Zéro brancard dans les couloirs : c’est possible ?

Le Kremlin-Bicêtre, le mardi 19 novembre 2019 – L’objectif « Zéro brancard » dans les couloirs des services d’urgence constitue l’une des mesures phares du pacte de refondation des urgences annoncé en septembre 2019 par Agnès Buzyn.

Cette semaine, l’Assistance Publique – Hôpitaux de Paris se lance dans ce défi alors que selon les chiffres de l’institution hospitalière, en 2018, en son sein, 74 patients en moyenne sont restés chaque jour sur un brancard dans l'attente d'une prise en charge.

L’hôpital Bicêtre, qui fait figure de mauvais élève, sera le premier à tenter l’aventure en lien avec l’ARS (Agence régionale de santé) d’Ile de France.
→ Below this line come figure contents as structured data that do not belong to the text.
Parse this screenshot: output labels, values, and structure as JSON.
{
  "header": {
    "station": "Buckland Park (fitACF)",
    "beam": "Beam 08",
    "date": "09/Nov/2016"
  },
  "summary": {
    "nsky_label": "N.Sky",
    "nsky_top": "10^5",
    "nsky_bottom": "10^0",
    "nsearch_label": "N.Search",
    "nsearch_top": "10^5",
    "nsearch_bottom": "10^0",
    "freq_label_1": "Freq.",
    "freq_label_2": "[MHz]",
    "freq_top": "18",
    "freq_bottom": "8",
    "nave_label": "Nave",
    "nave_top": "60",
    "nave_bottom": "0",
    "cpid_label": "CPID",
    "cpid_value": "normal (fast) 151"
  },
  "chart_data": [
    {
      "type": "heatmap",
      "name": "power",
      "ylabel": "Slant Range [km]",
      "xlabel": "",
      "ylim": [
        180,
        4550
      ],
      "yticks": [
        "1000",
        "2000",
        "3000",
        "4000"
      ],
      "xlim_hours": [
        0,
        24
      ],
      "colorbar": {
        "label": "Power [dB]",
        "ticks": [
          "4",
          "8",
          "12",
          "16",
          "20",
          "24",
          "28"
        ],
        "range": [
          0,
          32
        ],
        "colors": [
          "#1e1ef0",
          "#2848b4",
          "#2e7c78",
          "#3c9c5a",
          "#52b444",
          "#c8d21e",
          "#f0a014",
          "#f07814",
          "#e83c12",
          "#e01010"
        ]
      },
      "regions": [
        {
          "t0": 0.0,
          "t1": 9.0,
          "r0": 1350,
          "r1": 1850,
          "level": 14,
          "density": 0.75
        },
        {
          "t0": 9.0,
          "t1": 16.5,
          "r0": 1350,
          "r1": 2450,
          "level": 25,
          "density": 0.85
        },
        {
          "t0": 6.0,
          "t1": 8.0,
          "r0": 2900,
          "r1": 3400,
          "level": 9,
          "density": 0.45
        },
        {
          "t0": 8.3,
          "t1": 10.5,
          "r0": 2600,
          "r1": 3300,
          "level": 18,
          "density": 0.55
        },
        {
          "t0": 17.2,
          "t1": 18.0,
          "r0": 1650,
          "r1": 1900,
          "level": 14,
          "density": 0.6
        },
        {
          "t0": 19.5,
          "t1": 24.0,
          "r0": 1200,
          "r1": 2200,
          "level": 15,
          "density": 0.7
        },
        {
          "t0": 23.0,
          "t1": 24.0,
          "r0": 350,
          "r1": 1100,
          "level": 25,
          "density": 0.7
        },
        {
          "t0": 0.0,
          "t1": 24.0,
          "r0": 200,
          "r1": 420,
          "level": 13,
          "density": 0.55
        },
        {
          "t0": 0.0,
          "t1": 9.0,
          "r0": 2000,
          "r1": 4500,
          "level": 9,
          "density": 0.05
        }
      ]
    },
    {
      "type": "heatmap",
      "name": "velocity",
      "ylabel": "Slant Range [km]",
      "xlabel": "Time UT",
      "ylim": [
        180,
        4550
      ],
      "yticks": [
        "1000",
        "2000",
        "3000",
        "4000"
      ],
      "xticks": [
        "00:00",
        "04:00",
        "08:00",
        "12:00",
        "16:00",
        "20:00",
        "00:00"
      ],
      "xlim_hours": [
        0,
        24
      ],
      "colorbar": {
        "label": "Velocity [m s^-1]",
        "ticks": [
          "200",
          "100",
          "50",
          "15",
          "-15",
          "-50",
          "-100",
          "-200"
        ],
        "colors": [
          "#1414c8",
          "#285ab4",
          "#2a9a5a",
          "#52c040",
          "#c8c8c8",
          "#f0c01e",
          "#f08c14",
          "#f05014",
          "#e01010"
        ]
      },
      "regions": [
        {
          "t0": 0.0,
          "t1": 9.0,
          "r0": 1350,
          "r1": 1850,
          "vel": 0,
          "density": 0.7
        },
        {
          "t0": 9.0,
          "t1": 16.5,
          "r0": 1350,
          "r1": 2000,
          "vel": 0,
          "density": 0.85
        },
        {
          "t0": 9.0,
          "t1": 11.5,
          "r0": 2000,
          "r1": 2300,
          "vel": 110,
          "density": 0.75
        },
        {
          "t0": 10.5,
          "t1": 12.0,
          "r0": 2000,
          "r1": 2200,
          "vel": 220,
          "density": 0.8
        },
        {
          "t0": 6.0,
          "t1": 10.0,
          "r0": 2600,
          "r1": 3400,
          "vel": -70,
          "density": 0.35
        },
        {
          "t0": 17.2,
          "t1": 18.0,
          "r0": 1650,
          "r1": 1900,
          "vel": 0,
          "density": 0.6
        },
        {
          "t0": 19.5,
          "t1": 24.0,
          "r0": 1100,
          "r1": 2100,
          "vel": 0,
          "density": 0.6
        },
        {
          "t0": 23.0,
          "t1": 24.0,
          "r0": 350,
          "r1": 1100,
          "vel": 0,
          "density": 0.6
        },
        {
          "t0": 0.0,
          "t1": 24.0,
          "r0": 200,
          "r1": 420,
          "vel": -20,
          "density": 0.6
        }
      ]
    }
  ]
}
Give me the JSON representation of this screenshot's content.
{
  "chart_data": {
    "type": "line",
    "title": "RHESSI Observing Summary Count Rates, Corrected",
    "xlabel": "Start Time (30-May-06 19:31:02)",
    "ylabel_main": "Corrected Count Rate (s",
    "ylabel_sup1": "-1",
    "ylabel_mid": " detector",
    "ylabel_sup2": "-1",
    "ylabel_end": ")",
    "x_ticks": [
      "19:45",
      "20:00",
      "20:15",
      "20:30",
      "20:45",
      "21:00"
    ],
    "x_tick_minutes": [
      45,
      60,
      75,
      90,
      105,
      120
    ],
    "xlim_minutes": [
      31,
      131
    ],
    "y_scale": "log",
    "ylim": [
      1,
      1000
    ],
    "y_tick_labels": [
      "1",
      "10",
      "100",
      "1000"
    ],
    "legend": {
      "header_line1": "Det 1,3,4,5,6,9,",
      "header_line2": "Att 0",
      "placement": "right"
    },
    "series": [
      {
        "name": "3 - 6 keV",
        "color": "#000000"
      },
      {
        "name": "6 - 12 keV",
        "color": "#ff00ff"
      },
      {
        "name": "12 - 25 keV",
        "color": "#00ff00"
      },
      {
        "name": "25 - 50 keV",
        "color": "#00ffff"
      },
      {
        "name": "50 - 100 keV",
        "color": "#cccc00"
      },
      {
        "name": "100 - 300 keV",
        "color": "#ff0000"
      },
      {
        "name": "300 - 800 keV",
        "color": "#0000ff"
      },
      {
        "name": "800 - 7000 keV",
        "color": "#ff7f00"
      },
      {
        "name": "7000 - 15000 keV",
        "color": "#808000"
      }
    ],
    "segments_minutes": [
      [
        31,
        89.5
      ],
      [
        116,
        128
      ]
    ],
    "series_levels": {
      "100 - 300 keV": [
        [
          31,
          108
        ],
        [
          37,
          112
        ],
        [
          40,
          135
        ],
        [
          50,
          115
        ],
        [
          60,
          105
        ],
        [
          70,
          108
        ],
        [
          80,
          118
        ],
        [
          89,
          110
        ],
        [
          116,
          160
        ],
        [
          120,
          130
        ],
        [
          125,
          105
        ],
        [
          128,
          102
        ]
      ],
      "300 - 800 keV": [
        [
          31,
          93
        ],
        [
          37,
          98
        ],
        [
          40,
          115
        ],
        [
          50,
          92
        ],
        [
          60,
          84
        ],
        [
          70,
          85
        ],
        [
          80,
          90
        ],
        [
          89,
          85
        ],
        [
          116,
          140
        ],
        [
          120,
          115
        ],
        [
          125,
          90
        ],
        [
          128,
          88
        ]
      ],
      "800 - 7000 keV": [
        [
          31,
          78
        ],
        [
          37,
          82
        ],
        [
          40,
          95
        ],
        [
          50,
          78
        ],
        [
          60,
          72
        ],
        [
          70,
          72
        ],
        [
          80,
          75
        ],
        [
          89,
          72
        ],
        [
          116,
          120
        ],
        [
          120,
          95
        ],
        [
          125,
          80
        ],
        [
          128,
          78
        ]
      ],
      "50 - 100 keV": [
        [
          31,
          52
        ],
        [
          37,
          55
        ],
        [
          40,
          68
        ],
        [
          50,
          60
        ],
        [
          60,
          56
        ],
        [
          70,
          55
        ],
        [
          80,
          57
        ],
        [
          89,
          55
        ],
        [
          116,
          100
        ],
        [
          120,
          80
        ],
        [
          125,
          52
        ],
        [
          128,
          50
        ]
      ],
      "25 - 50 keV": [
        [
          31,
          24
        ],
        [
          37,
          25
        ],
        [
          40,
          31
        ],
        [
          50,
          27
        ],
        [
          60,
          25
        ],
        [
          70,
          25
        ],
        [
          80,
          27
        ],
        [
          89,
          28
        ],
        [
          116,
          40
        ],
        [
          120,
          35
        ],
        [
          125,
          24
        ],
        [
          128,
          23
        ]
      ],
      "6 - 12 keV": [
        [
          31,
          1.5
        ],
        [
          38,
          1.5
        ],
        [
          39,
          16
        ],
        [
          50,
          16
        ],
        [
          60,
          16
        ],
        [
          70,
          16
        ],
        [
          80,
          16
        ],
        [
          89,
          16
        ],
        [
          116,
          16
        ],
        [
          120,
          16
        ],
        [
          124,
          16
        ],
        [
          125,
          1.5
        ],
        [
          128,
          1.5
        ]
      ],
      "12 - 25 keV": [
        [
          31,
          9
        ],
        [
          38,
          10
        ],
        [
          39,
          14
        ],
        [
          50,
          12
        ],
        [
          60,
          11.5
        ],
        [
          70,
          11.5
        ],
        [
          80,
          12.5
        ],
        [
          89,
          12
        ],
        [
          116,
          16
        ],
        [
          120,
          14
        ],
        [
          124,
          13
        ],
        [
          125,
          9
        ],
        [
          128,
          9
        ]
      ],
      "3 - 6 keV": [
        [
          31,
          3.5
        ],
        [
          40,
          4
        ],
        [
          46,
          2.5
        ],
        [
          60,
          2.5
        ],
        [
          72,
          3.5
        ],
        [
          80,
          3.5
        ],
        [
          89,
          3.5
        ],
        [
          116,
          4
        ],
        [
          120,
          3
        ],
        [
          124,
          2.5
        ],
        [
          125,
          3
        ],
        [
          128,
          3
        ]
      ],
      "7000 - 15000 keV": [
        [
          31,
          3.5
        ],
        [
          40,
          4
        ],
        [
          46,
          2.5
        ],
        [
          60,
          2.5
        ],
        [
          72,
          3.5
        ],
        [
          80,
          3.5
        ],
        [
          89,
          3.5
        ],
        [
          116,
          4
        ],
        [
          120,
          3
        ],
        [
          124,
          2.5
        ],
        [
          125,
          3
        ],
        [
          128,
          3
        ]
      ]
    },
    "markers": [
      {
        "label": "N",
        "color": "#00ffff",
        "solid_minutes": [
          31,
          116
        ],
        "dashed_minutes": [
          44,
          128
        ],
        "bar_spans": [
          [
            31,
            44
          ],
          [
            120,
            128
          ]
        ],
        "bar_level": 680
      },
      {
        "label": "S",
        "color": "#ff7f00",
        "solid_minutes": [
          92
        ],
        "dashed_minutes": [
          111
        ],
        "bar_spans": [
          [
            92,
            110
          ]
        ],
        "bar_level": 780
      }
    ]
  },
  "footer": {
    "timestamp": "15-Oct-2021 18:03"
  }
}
Ce site pilote va ainsi expérimenter un certain nombre de dispositifs pour augmenter la fluidité des passages aux urgences, accélérer les prises en charge pour l’imagerie, optimiser le fonctionnement de l’unité d’hospitalisation de courte durée (UHCD) et œuvrer pour de meilleurs échanges avec les services d’aval et l’anticipation des sorties à domicile.

Aurélien Rousseau, directeur général de l'ARS Ile-de-France explique sur les ondes de France Bleu que si c’est le premier contrat francilien de ce type, ils ont vocation à se multiplier et bénéficieront d’un accompagnement financier à hauteur de 20 à 30 millions d’euros sur trois ans.

Aurélien Rousseau résume « le contrat prévoit à la fois des incitations financières, pour avoir quelqu'un par exemple qui va gérer les lits. Mais aussi, derrière, l'ouverture de 21 lits d'hospitalisation en unité gériatrique aiguë parce qu'on a constaté que ce sont souvent des patients âgés qui restent sur les brancards dans les urgences ». L’objectif est de « de diviser par deux le nombre de patients accueillis sur des lits-brancards » en six mois et au bout d’un an de supprimer ces lits.

Dans le contexte actuel de grève et de mobilisation des personnels des urgences, cette convention est perçue de manière plutôt positive par le collectif Inter-hôpital. « Tout ce qui améliore la prise en charge est positif », explique ainsi Anne Gervais, membre fondatrice du collectif, « mais il vaudrait mieux s'attaquer aux causes plutôt qu'aux symptômes » tempère-t-elle.